Dear Issac,
I love reading your blog. I love seeing you on your blog. However, you've changed. You party and party and party and party. Non-stop.
You have a promising blog.
You used to be really invested in your blog.
What happened?
And another reads like this;
Issac ! Are you going to be the Singapore Lindsay Lohan partying all night long, partying everyday!?!
And then there's a comment written in my guestbook by my best buddy!
Its been a long time since I communicated with her! A really long time.
I guess she's right too. I've changed. Changed drastically. I miss the old me. I really miss the old me.
I just need one person to knock some sense into me.
There you are - my best buddy came.
She knocks some sense into me!
Good decisions come from disciplined thinking. If you follow the basic laws of decision making, most of your plans will work out. Think haphazardly when you make a decision and little of what you plan will pan out.
They are habit-forming. Each time you make the right decision, you gain the necessary self-confidence to keep making good decisions. That’s why following the laws of decision making is crucial.

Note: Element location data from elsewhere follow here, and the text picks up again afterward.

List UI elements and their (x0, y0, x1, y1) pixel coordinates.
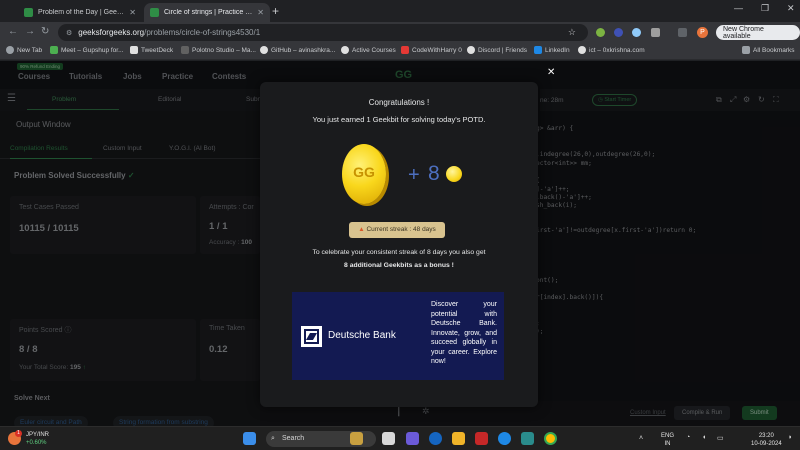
fire-icon: ▲ (358, 226, 365, 233)
extension-icon[interactable] (596, 28, 605, 37)
battery-icon[interactable]: ▭ (717, 434, 724, 442)
sidepanel-icon[interactable] (678, 28, 687, 37)
close-tab-icon[interactable]: ✕ (257, 8, 264, 17)
folder-icon (742, 46, 750, 54)
close-window-icon[interactable]: ✕ (787, 3, 795, 14)
address-bar[interactable]: ⚙ geeksforgeeks.org/problems/circle-of-s… (58, 24, 588, 41)
bookmark-github[interactable]: GitHub – avinashkra... (260, 46, 335, 54)
browser-tab-circle-of-strings[interactable]: Circle of strings | Practice | Geek ✕ (144, 3, 270, 22)
discord-icon (467, 46, 475, 54)
polotno-icon (181, 46, 189, 54)
ticker-change: +0.60% (26, 440, 47, 446)
profile-avatar[interactable]: P (697, 27, 708, 38)
windows-taskbar: 1 JPY/INR +0.60% ⌕ Search ˄ ENG IN ◔ ◖ ▭ 2… (0, 426, 800, 450)
linkedin-icon (534, 46, 542, 54)
browser-tab-potd[interactable]: Problem of the Day | GeeksforG ✕ (18, 3, 142, 22)
celebrate-line-2: 8 additional Geekbits as a bonus ! (344, 262, 454, 269)
geekbit-mini-coin-icon (446, 166, 462, 182)
widgets-badge: 1 (15, 430, 22, 437)
modal-heading: Congratulations ! (368, 98, 430, 107)
chrome-icon[interactable] (544, 432, 557, 445)
extension-icon[interactable] (614, 28, 623, 37)
reload-icon[interactable]: ↻ (41, 26, 49, 37)
ad-text: Discover your potential with Deutsche Ba… (431, 301, 497, 365)
back-icon[interactable]: ← (8, 26, 18, 37)
ad-brand: Deutsche Bank (328, 330, 396, 341)
bookmark-meet[interactable]: Meet – Gupshup for... (50, 46, 124, 54)
streak-badge: ▲ Current streak : 48 days (349, 222, 445, 238)
app-icon[interactable] (521, 432, 534, 445)
globe-icon (578, 46, 586, 54)
globe-icon (341, 46, 349, 54)
site-info-icon[interactable]: ⚙ (66, 29, 72, 37)
url-domain: geeksforgeeks.org (78, 28, 145, 37)
congratulations-modal: Congratulations ! You just earned 1 Geek… (260, 82, 538, 407)
bookmark-active-courses[interactable]: Active Courses (341, 46, 396, 54)
maximize-icon[interactable]: ❐ (761, 3, 769, 14)
extension-icon[interactable] (632, 28, 641, 37)
all-bookmarks[interactable]: All Bookmarks (742, 46, 795, 54)
gfg-favicon-icon (150, 8, 159, 17)
bookmark-ict[interactable]: ict – 0xkrishna.com (578, 46, 645, 54)
tab-title: Problem of the Day | GeeksforG (38, 9, 124, 16)
bookmark-codewithharry[interactable]: CodeWithHarry 0 (401, 46, 462, 54)
edge-icon[interactable] (498, 432, 511, 445)
tab-title: Circle of strings | Practice | Geek (164, 9, 252, 16)
browser-tabstrip: Problem of the Day | GeeksforG ✕ Circle … (0, 0, 800, 22)
ticker-name: JPY/INR (26, 432, 50, 438)
celebrate-line-1: To celebrate your consistent streak of 8… (312, 249, 486, 256)
close-modal-icon[interactable]: ✕ (547, 67, 555, 78)
meet-icon (50, 46, 58, 54)
youtube-icon (401, 46, 409, 54)
windows-start-icon[interactable] (243, 432, 256, 445)
file-explorer-icon[interactable] (452, 432, 465, 445)
deutsche-bank-ad[interactable]: Deutsche Bank Discover your potential wi… (292, 292, 504, 380)
tray-chevron-icon[interactable]: ˄ (639, 435, 643, 442)
system-clock[interactable]: 23:20 10-09-2024 (751, 432, 782, 448)
bonus-plus: + (408, 164, 420, 186)
close-tab-icon[interactable]: ✕ (129, 8, 136, 17)
bookmark-discord[interactable]: Discord | Friends (467, 46, 527, 54)
search-icon: ⌕ (271, 435, 275, 442)
bonus-count: 8 (428, 162, 440, 185)
github-icon (260, 46, 268, 54)
wifi-icon[interactable]: ◔ (686, 434, 690, 441)
bookmarks-bar: New Tab Meet – Gupshup for... TweetDeck … (0, 43, 800, 60)
bookmark-polotno[interactable]: Polotno Studio – Ma... (181, 46, 256, 54)
browser-toolbar: ← → ↻ ⚙ geeksforgeeks.org/problems/circl… (0, 22, 800, 43)
new-tab-icon[interactable]: + (272, 4, 279, 18)
dell-icon[interactable] (429, 432, 442, 445)
teams-icon[interactable] (406, 432, 419, 445)
forward-icon[interactable]: → (25, 26, 35, 37)
notification-bell-icon[interactable]: ◗ (788, 434, 792, 441)
bookmark-star-icon[interactable]: ☆ (568, 27, 576, 38)
extensions-puzzle-icon[interactable] (651, 28, 660, 37)
url-path: /problems/circle-of-strings4530/1 (144, 28, 261, 37)
taskbar-app-icon[interactable] (350, 432, 363, 445)
bookmark-linkedin[interactable]: LinkedIn (534, 46, 570, 54)
modal-subheading: You just earned 1 Geekbit for solving to… (312, 115, 486, 124)
bookmark-tweetdeck[interactable]: TweetDeck (130, 46, 173, 54)
globe-icon (6, 46, 14, 54)
task-view-icon[interactable] (382, 432, 395, 445)
stock-ticker[interactable]: JPY/INR +0.60% (26, 431, 49, 447)
coin-logo-text: GG (353, 164, 375, 180)
language-indicator[interactable]: ENG IN (661, 432, 674, 448)
new-chrome-available-button[interactable]: New Chrome available (716, 25, 800, 40)
minimize-icon[interactable]: — (734, 3, 743, 13)
geekbit-coin-icon: GG (342, 144, 386, 204)
x-logo-icon (130, 46, 138, 54)
bookmark-new-tab[interactable]: New Tab (6, 46, 42, 54)
deutsche-bank-logo-icon (301, 326, 322, 347)
screen: Problem of the Day | GeeksforG ✕ Circle … (0, 0, 800, 450)
mcafee-icon[interactable] (475, 432, 488, 445)
gfg-favicon-icon (24, 8, 33, 17)
volume-icon[interactable]: ◖ (702, 434, 706, 441)
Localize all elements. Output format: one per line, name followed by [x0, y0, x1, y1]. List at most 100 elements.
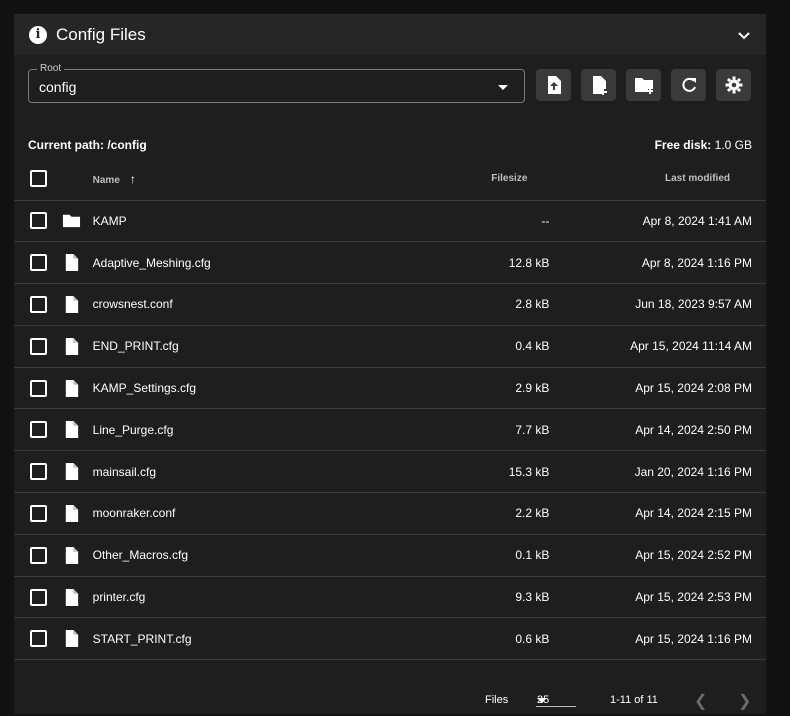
file-size: 12.8 kB: [508, 255, 550, 270]
gear-icon: [725, 76, 742, 94]
row-checkbox[interactable]: [29, 337, 47, 355]
per-page-select[interactable]: 25: [536, 686, 576, 707]
file-icon: [65, 254, 79, 272]
config-files-panel: i Config Files Root config Current path:…: [14, 14, 766, 714]
toolbar: Root config: [28, 63, 752, 103]
file-name[interactable]: crowsnest.conf: [93, 284, 328, 326]
column-name[interactable]: Name ↑: [93, 158, 328, 200]
file-size: 2.8 kB: [515, 297, 550, 312]
file-size: 7.7 kB: [515, 422, 550, 437]
file-modified: Apr 8, 2024 1:16 PM: [641, 255, 752, 270]
file-name[interactable]: KAMP: [93, 200, 328, 242]
file-size: 0.6 kB: [515, 631, 550, 646]
file-name[interactable]: Other_Macros.cfg: [93, 534, 328, 576]
file-modified: Apr 15, 2024 2:53 PM: [635, 590, 752, 605]
file-icon: [65, 421, 79, 439]
file-size: --: [541, 213, 550, 228]
file-modified: Apr 15, 2024 2:08 PM: [635, 381, 752, 396]
free-disk-value: 1.0 GB: [714, 138, 752, 152]
file-modified: Apr 14, 2024 2:15 PM: [635, 506, 752, 521]
table-row[interactable]: Adaptive_Meshing.cfg 12.8 kB Apr 8, 2024 1…: [14, 242, 766, 284]
file-modified: Apr 15, 2024 1:16 PM: [635, 631, 752, 646]
file-icon: [65, 295, 79, 314]
new-folder-icon: [634, 78, 653, 94]
refresh-button[interactable]: [671, 69, 706, 101]
page-range: 1-11 of 11: [610, 694, 658, 706]
file-name[interactable]: mainsail.cfg: [93, 451, 328, 493]
dropdown-caret-icon: [498, 85, 508, 90]
file-icon: [65, 463, 79, 481]
table-footer: Files 25 1-11 of 11 ❮ ❯: [14, 674, 766, 714]
table-row[interactable]: Line_Purge.cfg 7.7 kB Apr 14, 2024 2:50 PM: [14, 409, 766, 451]
panel-header[interactable]: i Config Files: [14, 14, 766, 55]
table-row[interactable]: END_PRINT.cfg 0.4 kB Apr 15, 2024 11:14 AM: [14, 325, 766, 368]
file-name[interactable]: Adaptive_Meshing.cfg: [93, 242, 328, 284]
current-path: Current path: /config: [28, 138, 147, 152]
file-name[interactable]: printer.cfg: [93, 576, 328, 618]
file-icon: [65, 630, 79, 648]
table-row[interactable]: crowsnest.conf 2.8 kB Jun 18, 2023 9:57 AM: [14, 284, 766, 326]
upload-file-icon: [547, 76, 561, 94]
file-modified: Apr 8, 2024 1:41 AM: [642, 213, 752, 228]
file-icon: [65, 337, 79, 355]
new-file-button[interactable]: [581, 69, 616, 101]
file-table: Name ↑ Filesize Last modified KAMP -- Apr 8…: [14, 158, 766, 660]
file-size: 0.4 kB: [515, 339, 550, 354]
file-name[interactable]: moonraker.conf: [93, 493, 328, 535]
dropdown-caret-icon: [537, 698, 547, 703]
file-size: 0.1 kB: [515, 548, 550, 563]
chevron-down-icon[interactable]: [736, 27, 752, 43]
new-file-icon: [592, 76, 607, 95]
settings-button[interactable]: [716, 69, 751, 101]
column-filesize[interactable]: Filesize: [328, 158, 549, 200]
free-disk-label: Free disk:: [654, 138, 712, 152]
table-row[interactable]: Other_Macros.cfg 0.1 kB Apr 15, 2024 2:52 …: [14, 534, 766, 577]
table-row[interactable]: moonraker.conf 2.2 kB Apr 14, 2024 2:15 PM: [14, 493, 766, 535]
row-checkbox[interactable]: [29, 212, 47, 230]
row-checkbox[interactable]: [29, 254, 47, 272]
row-checkbox[interactable]: [29, 295, 47, 313]
select-all-checkbox[interactable]: [29, 170, 47, 188]
info-icon: i: [29, 25, 47, 44]
chevron-left-icon[interactable]: ❮: [694, 691, 707, 711]
row-checkbox[interactable]: [29, 546, 47, 564]
upload-file-button[interactable]: [536, 69, 571, 101]
row-checkbox[interactable]: [29, 463, 47, 481]
file-modified: Apr 15, 2024 11:14 AM: [630, 339, 752, 354]
file-icon: [65, 546, 79, 564]
folder-icon: [63, 215, 81, 228]
file-name[interactable]: END_PRINT.cfg: [93, 325, 328, 367]
row-checkbox[interactable]: [29, 588, 47, 606]
file-icon: [65, 588, 79, 606]
file-modified: Apr 14, 2024 2:50 PM: [635, 422, 752, 437]
file-size: 9.3 kB: [515, 590, 550, 605]
table-header-row: Name ↑ Filesize Last modified: [14, 158, 766, 200]
table-row[interactable]: mainsail.cfg 15.3 kB Jan 20, 2024 1:16 PM: [14, 451, 766, 493]
file-size: 15.3 kB: [508, 464, 550, 479]
new-folder-button[interactable]: [626, 69, 661, 101]
table-row[interactable]: KAMP -- Apr 8, 2024 1:41 AM: [14, 200, 766, 242]
column-last-modified[interactable]: Last modified: [549, 158, 766, 200]
file-name[interactable]: KAMP_Settings.cfg: [93, 367, 328, 409]
root-label: Root: [37, 63, 65, 74]
file-size: 2.2 kB: [515, 506, 550, 521]
row-checkbox[interactable]: [29, 630, 47, 648]
row-checkbox[interactable]: [29, 379, 47, 397]
file-name[interactable]: START_PRINT.cfg: [93, 618, 328, 660]
table-row[interactable]: START_PRINT.cfg 0.6 kB Apr 15, 2024 1:16 P…: [14, 618, 766, 660]
chevron-right-icon[interactable]: ❯: [738, 691, 751, 711]
file-icon: [65, 504, 79, 523]
root-value: config: [39, 79, 77, 95]
table-row[interactable]: KAMP_Settings.cfg 2.9 kB Apr 15, 2024 2:08…: [14, 367, 766, 409]
path-bar: Current path: /config Free disk: 1.0 GB: [28, 138, 752, 158]
file-size: 2.9 kB: [515, 381, 550, 396]
file-name[interactable]: Line_Purge.cfg: [93, 409, 328, 451]
file-icon: [65, 379, 79, 397]
row-checkbox[interactable]: [29, 421, 47, 439]
sort-ascending-icon: ↑: [129, 171, 136, 186]
row-checkbox[interactable]: [29, 504, 47, 522]
panel-title: Config Files: [56, 24, 146, 44]
root-select[interactable]: Root config: [28, 63, 525, 103]
file-modified: Apr 15, 2024 2:52 PM: [635, 548, 752, 563]
table-row[interactable]: printer.cfg 9.3 kB Apr 15, 2024 2:53 PM: [14, 576, 766, 618]
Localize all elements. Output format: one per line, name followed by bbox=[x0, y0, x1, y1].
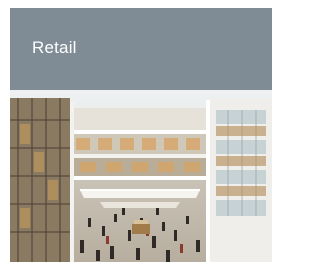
tile-header: Retail bbox=[10, 8, 272, 90]
tile-title: Retail bbox=[32, 38, 77, 57]
atrium-illustration bbox=[10, 90, 272, 262]
shopping-mall-atrium-photo bbox=[10, 90, 272, 262]
retail-category-tile[interactable]: Retail bbox=[10, 8, 272, 262]
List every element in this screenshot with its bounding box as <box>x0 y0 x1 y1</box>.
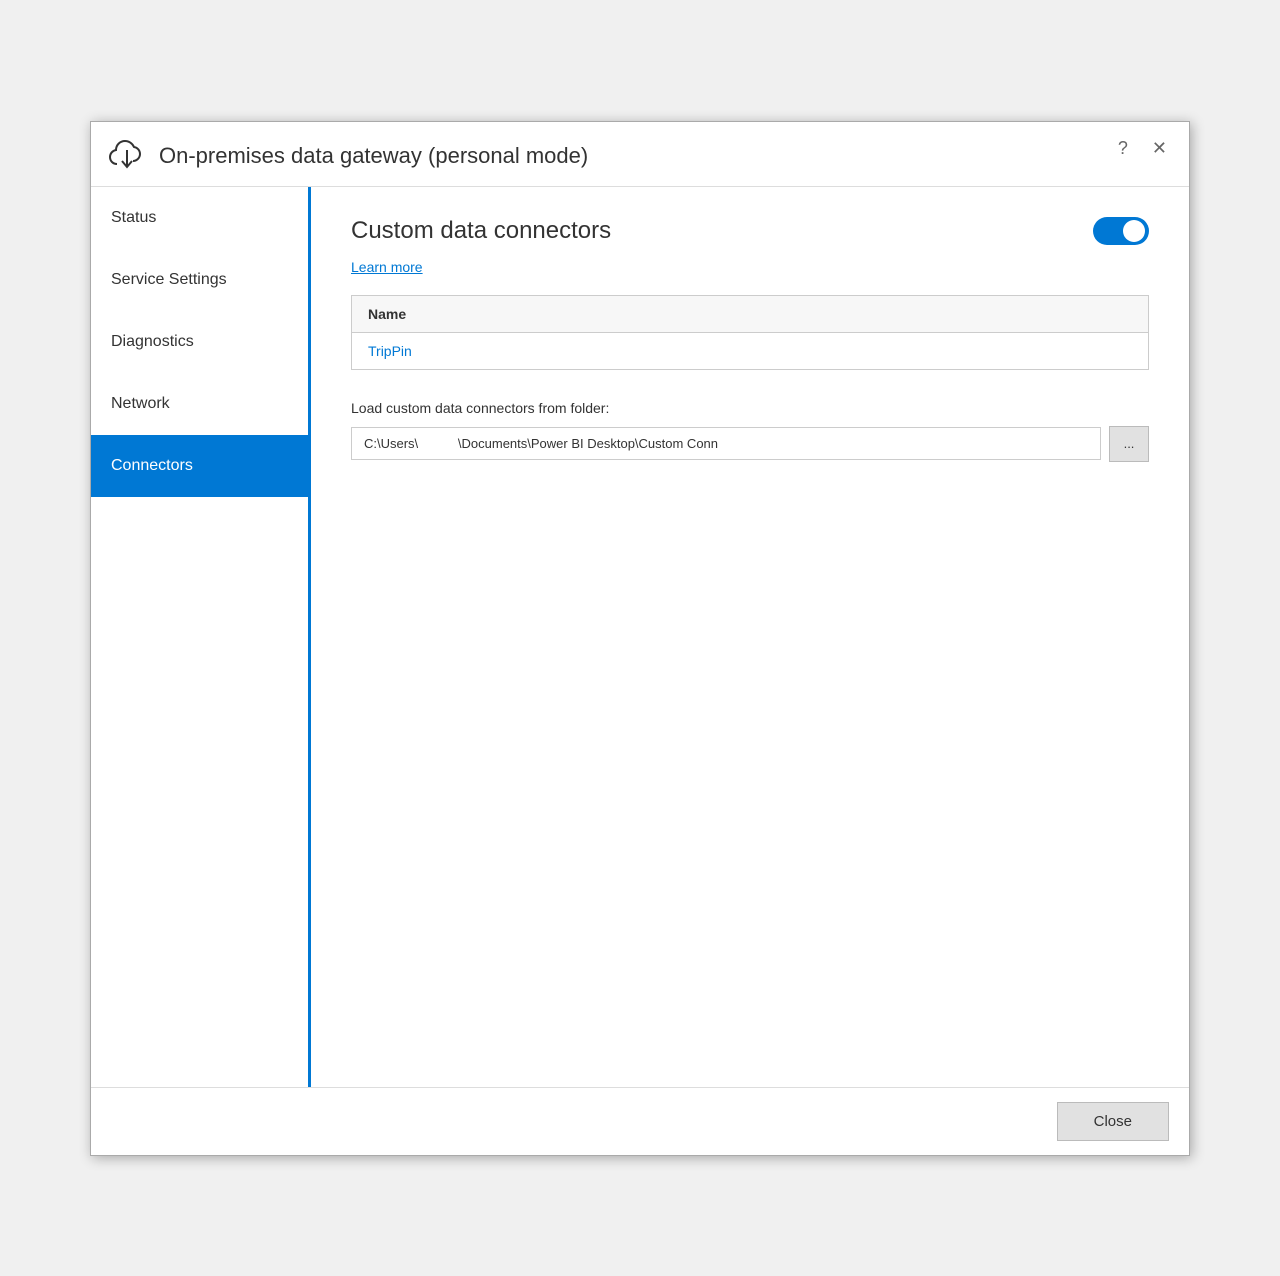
sidebar-item-diagnostics[interactable]: Diagnostics <box>91 311 308 373</box>
folder-path-input[interactable] <box>351 427 1101 460</box>
footer: Close <box>91 1087 1189 1155</box>
title-bar: On-premises data gateway (personal mode)… <box>91 122 1189 187</box>
main-window: On-premises data gateway (personal mode)… <box>90 121 1190 1156</box>
toggle-slider <box>1093 217 1149 245</box>
sidebar: Status Service Settings Diagnostics Netw… <box>91 187 311 1087</box>
toggle-custom-connectors[interactable] <box>1093 217 1149 245</box>
sidebar-item-service-settings[interactable]: Service Settings <box>91 249 308 311</box>
content-area: Status Service Settings Diagnostics Netw… <box>91 187 1189 1087</box>
sidebar-item-connectors[interactable]: Connectors <box>91 435 308 497</box>
table-row: TripPin <box>352 333 1148 369</box>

Focus on the most important thing. This seems obvious, but it is the decision-making principle that is most often violated. People overload the decision-making process with so many variables that what’s really important gets lost.
Example: Most decisions only require you to answer one yes or no question, such as, Do we launch this product? But then someone says, What about this? and someone else says, What about that?
What should have been a straight-forward decision gets confused by minor considerations. You lose the focus for making the right decision.
In every decision, one factor usually is the most important. Close your eyes, and concentrate on that element, forgetting all other considerations. Once you’re focused only on what’s most important, the odds are you’ll make the right decision. Everything else is a detail.
I guess I have been vaguely making the right decisions and not differentiating what's right and wrong.